ERP Transportation Management: Distributor’s Dilemmas
If one of your expectations is that your distribution ERP project will result in a world class transportation management system (TMS) which generates significant cost savings, you have a high probability of being both disappointed and disillusioned. The problem isn’t that there aren’t good ERP transportation management packages out there (there are), or that transportation management can’t provide a consistent decision-making methodology with reliable KPI (it can). The problem is that most companies rely on day-to-day decision making –not a reliable process - to control costs in transportation management. A repeatable process is a requirement for an efficient ERP transportation management solution.
If transportation occurred by teleportation (like in Star Trek), it would fit into ERP systems nicely. The process would be consistent, and the right master data would result in beaming the shipment to the right coordinates.
Decisions, Decisions, Decisions
Instead, think about the choices a transportation manager makes about a single shipment on a single day, say, going from the east coast of the US to the west coast of the US. These decisions do not integrate easily within ERP transportation management. First, he or she has to understand several things about the shipment itself: (1) how big is it? (2) How much does it weigh? (3) When is it due to arrive? (4) How urgent is the shipment? (5) How susceptible to handling and damage is the shipment? The first two questions determine whether the shipment needs to go parcel, LTL, or full truck load. And depending on the discounts, a full truck load rate might become cost advantageous long before the truck is actually full.

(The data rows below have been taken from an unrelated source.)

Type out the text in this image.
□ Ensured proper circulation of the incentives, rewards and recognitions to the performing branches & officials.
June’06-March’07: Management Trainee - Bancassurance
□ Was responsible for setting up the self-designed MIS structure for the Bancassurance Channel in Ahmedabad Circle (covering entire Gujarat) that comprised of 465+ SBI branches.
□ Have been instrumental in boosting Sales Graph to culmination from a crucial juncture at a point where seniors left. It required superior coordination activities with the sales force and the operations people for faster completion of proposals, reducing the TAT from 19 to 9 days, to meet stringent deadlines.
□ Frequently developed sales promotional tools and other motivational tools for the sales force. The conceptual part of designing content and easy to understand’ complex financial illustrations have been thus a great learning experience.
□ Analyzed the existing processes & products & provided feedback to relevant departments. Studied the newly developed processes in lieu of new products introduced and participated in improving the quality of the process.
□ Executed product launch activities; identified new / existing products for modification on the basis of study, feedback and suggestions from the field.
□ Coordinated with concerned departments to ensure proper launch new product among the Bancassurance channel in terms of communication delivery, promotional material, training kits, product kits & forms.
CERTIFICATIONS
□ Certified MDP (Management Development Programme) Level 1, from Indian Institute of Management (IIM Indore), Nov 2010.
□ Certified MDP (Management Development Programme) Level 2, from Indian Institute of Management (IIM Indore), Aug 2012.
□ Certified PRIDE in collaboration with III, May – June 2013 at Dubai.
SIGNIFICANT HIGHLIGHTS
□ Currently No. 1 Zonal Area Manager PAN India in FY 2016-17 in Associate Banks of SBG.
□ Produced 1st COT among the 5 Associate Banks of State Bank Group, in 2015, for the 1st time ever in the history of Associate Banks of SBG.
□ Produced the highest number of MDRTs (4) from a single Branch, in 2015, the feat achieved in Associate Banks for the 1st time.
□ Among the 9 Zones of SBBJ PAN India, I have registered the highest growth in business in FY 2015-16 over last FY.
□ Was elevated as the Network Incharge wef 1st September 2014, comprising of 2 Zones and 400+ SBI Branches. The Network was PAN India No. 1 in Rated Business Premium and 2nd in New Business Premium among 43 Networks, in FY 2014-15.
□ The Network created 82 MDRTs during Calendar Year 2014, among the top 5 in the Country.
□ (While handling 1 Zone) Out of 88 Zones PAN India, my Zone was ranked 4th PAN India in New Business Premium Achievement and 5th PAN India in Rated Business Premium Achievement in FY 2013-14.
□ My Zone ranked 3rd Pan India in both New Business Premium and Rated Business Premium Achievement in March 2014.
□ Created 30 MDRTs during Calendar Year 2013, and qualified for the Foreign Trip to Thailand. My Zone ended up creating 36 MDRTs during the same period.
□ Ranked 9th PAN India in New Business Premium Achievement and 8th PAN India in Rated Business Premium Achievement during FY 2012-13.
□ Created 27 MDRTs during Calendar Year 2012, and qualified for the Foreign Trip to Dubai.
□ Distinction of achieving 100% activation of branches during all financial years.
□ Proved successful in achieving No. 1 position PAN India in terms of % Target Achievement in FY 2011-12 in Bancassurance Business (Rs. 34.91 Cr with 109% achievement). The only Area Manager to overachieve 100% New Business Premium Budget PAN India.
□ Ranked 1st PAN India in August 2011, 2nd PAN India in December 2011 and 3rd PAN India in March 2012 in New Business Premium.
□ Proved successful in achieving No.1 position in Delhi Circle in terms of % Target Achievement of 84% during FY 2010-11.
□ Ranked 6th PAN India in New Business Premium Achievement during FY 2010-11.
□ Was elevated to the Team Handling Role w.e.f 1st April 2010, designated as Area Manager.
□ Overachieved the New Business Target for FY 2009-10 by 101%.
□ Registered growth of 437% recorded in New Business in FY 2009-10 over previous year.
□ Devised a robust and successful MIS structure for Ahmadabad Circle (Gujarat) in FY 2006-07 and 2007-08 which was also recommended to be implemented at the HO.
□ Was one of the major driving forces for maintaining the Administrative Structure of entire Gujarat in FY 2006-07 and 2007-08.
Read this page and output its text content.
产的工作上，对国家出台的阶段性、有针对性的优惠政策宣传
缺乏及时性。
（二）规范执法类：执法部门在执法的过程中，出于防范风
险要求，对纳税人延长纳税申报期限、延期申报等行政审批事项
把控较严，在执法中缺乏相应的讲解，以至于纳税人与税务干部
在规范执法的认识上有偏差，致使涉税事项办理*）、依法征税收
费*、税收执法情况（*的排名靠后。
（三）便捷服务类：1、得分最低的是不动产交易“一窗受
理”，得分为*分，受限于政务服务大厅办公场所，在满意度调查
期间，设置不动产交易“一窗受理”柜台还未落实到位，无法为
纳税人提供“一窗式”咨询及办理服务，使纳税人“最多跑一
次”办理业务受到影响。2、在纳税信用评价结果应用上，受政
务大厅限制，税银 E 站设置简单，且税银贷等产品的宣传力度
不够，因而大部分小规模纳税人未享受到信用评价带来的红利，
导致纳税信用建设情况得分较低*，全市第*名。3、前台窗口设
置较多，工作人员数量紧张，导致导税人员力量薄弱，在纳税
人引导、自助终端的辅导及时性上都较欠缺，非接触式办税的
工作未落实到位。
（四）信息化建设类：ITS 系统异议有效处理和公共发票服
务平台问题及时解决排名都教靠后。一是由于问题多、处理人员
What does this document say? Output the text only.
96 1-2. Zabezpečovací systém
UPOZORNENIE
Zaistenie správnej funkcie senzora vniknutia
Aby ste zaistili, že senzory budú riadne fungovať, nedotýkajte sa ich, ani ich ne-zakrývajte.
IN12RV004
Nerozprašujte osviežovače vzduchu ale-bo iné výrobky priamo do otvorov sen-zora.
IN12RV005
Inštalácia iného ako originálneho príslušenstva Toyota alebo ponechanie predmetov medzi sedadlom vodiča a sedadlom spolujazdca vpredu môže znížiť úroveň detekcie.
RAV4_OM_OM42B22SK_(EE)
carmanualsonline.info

When it is due may bring other transportation modalities into the mix. Can it go rail? Longer, but normally cheaper. Is it urgent? Does it need to go air freight? Exorbitantly expensive, but perhaps cheaper than stopping off a manufacturing plant, or a construction site. If the product is fragile, or susceptible to handling damage, you may not want to take the chance on having it cross docked a half dozen times on its journey across the country. Now, add in that a given carrier might give a better rate to Seattle than to Los Angeles, and you add in the possibility that you are job shopping every shipment as well. Repeat this process on fifty shipments a day, and ignore the fact that every customer will complain that his brother-in-law with a pickup truck could have delivered the shipment at half the cost, and you start understanding why transportation planning is not easily programmable in ERP.
The real value of a ERP transportation management is to force you to examine your process, and to see if you have the right tradeoff of ERP flexibility and predictability. If you have long term freight partners, or your own fleet, transportation management may save you money. If your organization views freight as a purchased commodity and the transportation planning process is subject to day-to-day variation based on external factors, TM may not be right for you.
ERP Transportation management has cost savings potential, but it requires thorough understanding and process consistency.